WAYNE CARTER: Albany Utilities flubs foster mistrust
GUEST COLUMNIST: The fiasco over utility billing was created by poor communications
By Wayne Carter
Let’s cut to the chase. I am one of the social media critics some of the city commissioners are so displeased with. As a citizen of Albany and a businessman, I am disappointed in the leadership of Albany for the slow and poor response to the storms that hit in January. Especially disturbing to me is the lack of accurate and timely public information and the mass confusion created over utility billing by the conflicting information given out by the city manager’s office. In the real business world, you are only as good as your weakest link. Albany has had more than its share of weak links, and this city manager has failed her employers, the citizen of Albany.
The fiasco over utility billing was created by poor communications that failed to inform the public correctly and promptly about what was happening with the billing and why. Then claiming a letter was included along with the monthly statement when most people did not receive that letter — if any did — only served to create more distrust of what the city manager was saying and doing. Then they pile on with the razzle-dazzle $50 credit that is more pie in the sky than reality, a gift that is made so difficult to attain that most won’t bother.
Such a flawed execution of what sounded like a helping hand only fosters more mistrust. The city manager’s recent newspaper article said there are only three questions to answer: No. 1 is the billing name and address; No. 2 is the account number, and the big question, Were you without power for three or more days? Forgive me, but aren’t the first two answered on the monthly bill and the third is a simple yes or no question to be answered on the honor system?
So why make people stop their already traumatized lives and travel to downtown to sign up only during the hours set up for city employees’ convenience and no one else’s? By making people go downtown to sign up, does that somehow discourage the people who are willing to do anything for what they see is an easy $50? I doubt it, but what it does do is frustrate people who have lost so much already not to waste their time and energy to jump through hoops for a mere $50.
If the city manager was truly concerned about helping the ratepayers, the questionnaire would have been included in the monthly bills for the convenience of the Storm Victims, not a bureaucrat sitting comfortably behind a desk. We have to ask: Is the Utility department now so incompetently managed under the city manager they don’t know the grids that were without power for days, yet they replaced hundreds of transformers and hundreds more poles and repaired miles and miles of downed lines? Next big question is who is going to pay for the hundreds of thousands of dollars used to fund this $50 charity gesture? Oh, yes, the ratepayers will be paying that and more back in higher utility rates. As the city manager claims, “No good deed goes unpunished.” Well, no free handouts go unfunded.

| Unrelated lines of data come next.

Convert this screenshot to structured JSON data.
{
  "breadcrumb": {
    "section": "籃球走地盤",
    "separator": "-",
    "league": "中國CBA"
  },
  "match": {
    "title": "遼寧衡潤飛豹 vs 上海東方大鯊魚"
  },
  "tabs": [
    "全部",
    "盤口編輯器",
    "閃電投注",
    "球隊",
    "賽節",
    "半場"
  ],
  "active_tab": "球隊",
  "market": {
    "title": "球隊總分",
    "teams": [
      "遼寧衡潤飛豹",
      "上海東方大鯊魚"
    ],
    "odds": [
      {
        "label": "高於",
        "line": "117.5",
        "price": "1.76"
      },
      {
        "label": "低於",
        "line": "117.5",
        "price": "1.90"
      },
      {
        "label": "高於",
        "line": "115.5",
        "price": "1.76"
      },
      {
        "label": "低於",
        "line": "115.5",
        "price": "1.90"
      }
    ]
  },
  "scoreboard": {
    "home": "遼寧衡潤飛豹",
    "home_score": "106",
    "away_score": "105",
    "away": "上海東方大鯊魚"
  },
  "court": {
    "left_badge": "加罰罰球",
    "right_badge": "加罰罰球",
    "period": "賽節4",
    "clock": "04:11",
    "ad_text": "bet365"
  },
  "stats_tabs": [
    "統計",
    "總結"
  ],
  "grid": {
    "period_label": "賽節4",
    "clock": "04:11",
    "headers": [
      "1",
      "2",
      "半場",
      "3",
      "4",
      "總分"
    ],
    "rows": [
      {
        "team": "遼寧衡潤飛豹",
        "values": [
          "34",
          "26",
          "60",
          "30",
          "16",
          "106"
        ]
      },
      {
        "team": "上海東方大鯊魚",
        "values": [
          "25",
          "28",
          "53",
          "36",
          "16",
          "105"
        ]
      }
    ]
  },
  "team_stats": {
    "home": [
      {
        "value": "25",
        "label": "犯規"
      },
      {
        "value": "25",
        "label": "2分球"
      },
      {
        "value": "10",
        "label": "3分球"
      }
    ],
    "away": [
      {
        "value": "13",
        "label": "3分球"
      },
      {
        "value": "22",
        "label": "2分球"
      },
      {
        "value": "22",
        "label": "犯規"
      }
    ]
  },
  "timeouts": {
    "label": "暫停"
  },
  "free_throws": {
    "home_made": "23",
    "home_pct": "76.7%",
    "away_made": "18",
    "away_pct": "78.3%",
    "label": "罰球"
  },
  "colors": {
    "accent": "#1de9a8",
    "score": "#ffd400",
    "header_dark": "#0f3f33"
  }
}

Many of you know I was adamantly opposed to the city takeover of WG&L. As I warned back then, the results of the takeover have now proven me correct. The results of the city raid of the MEAG money is coming home to roost.

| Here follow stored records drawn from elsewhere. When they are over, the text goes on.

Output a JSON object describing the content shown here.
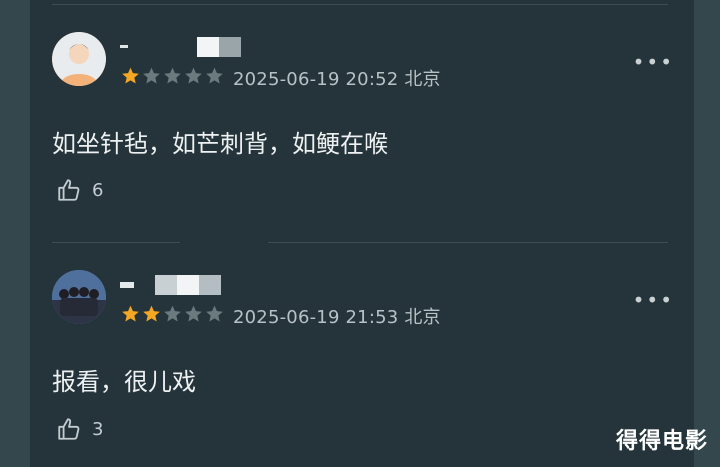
{
  "comments": [
    {
      "rating": 1,
      "date": "2025-06-19 20:52 北京",
      "text": "如坐针毡，如芒刺背，如鲠在喉",
      "likes": "6",
      "more_label": "•••"
    },
    {
      "rating": 2,
      "date": "2025-06-19 21:53 北京",
      "text": "报看，很儿戏",
      "likes": "3",
      "more_label": "•••"
    }
  ],
  "watermark": "得得电影",
  "colors": {
    "star_active": "#f5a623",
    "star_inactive": "#6b7a7f",
    "panel_bg": "#24343a"
  },
  "icons": {
    "like": "thumbs-up-icon",
    "more": "more-dots-icon",
    "star": "star-icon"
  }
}
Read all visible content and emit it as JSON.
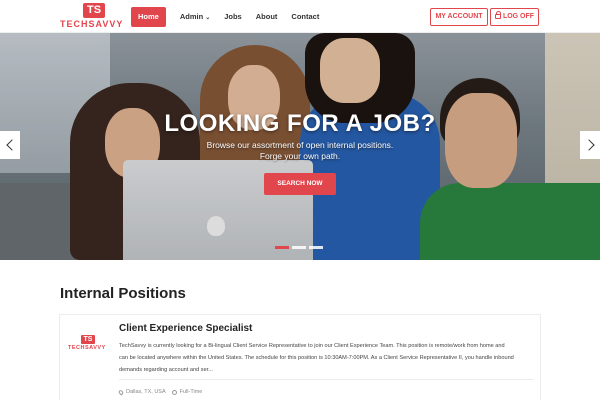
{
  "brand": {
    "logo_mark": "TS",
    "logo_text": "TECHSAVVY"
  },
  "nav": {
    "items": [
      {
        "label": "Home",
        "active": true
      },
      {
        "label": "Admin",
        "has_caret": true
      },
      {
        "label": "Jobs"
      },
      {
        "label": "About"
      },
      {
        "label": "Contact"
      }
    ],
    "caret": "⌄",
    "my_account": "MY ACCOUNT",
    "log_off": "LOG OFF"
  },
  "hero": {
    "title": "LOOKING FOR A JOB?",
    "subtitle_line1": "Browse our assortment of open internal positions.",
    "subtitle_line2": "Forge your own path.",
    "button": "SEARCH NOW",
    "slides_total": 3,
    "active_slide": 1
  },
  "positions": {
    "heading": "Internal Positions",
    "jobs": [
      {
        "logo_mark": "TS",
        "logo_text": "TECHSAVVY",
        "title": "Client Experience Specialist",
        "description": "TechSavvy is currently looking for a Bi-lingual Client Service Representative to join our Client Experience Team. This position is remote/work from home and can be located anywhere within the United States. The schedule for this position is 10:30AM-7:00PM. As a Client Service Representative II, you handle inbound demands regarding account and ser...",
        "location": "Dallas, TX, USA",
        "type": "Full-Time"
      }
    ]
  },
  "colors": {
    "accent": "#e2464d"
  }
}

The ambush job of one commissioner on TV on the Building Permit and Inspectors Department claiming they needed to work more hours and Saturday and Sundays to help more contractors is very disturbing to me as a businessman and builder in Albany, too. The unnamed contractor quoted in the news story is the problem and not the department personnel. For 20 years I have worked with this department, from building new buildings to remodeling others. This department has gone above and beyond to provide services to all contractors willing to conduct themselves by the rules and guidelines everyone is expected to adhere to.
For them to be slighted for not doing all they can to make it easy for someone not willing to follow the rules is an insult to me for following the regulations and laws this department is sworn to uphold. Each time one of the commissioners calls to “push” one of the inspectors to bend the rules is a threat to the standard of professionalism they are required by law to uphold. If we are going to ambush city officials, let’s ask why an employee of the City Attorney’s office is seen more often in the company of a city commissioner than in the City Attorney’s office?
And while we are at it, commissioners, get off of Mr. Strickland with the EDC. While he may not be making some of the commissioners happy for not bringing big companies with 300-400 jobs to Albany, he and his staff worked hard aiding me to help keep Hamilton Relay from leaving after the storm with their 225-plus employees. I say working to keep a proven job provider with 11 years of positive history in Albany is much more important than dreaming of what-ifs.
For those of you that may not know, I had a building destroyed Jan. 2 that was home to over 200 jobs. To rebuild the building, I pushed for and am using local contractors because I believe in keeping my money local to support my community. For me it was important to “Think Local” so that Albany, and not some out-of-town contractor’s community, reaps the benefits of over a million dollars pumped into their economy in the next 90 days.
Wayne Carter is a businessman whose father, Fred Carter, pioneered the westward expansion of business in Albany. Wayne Carter retired from his profession 20 years ago to join his father’s business, and together they operate Carter Properties.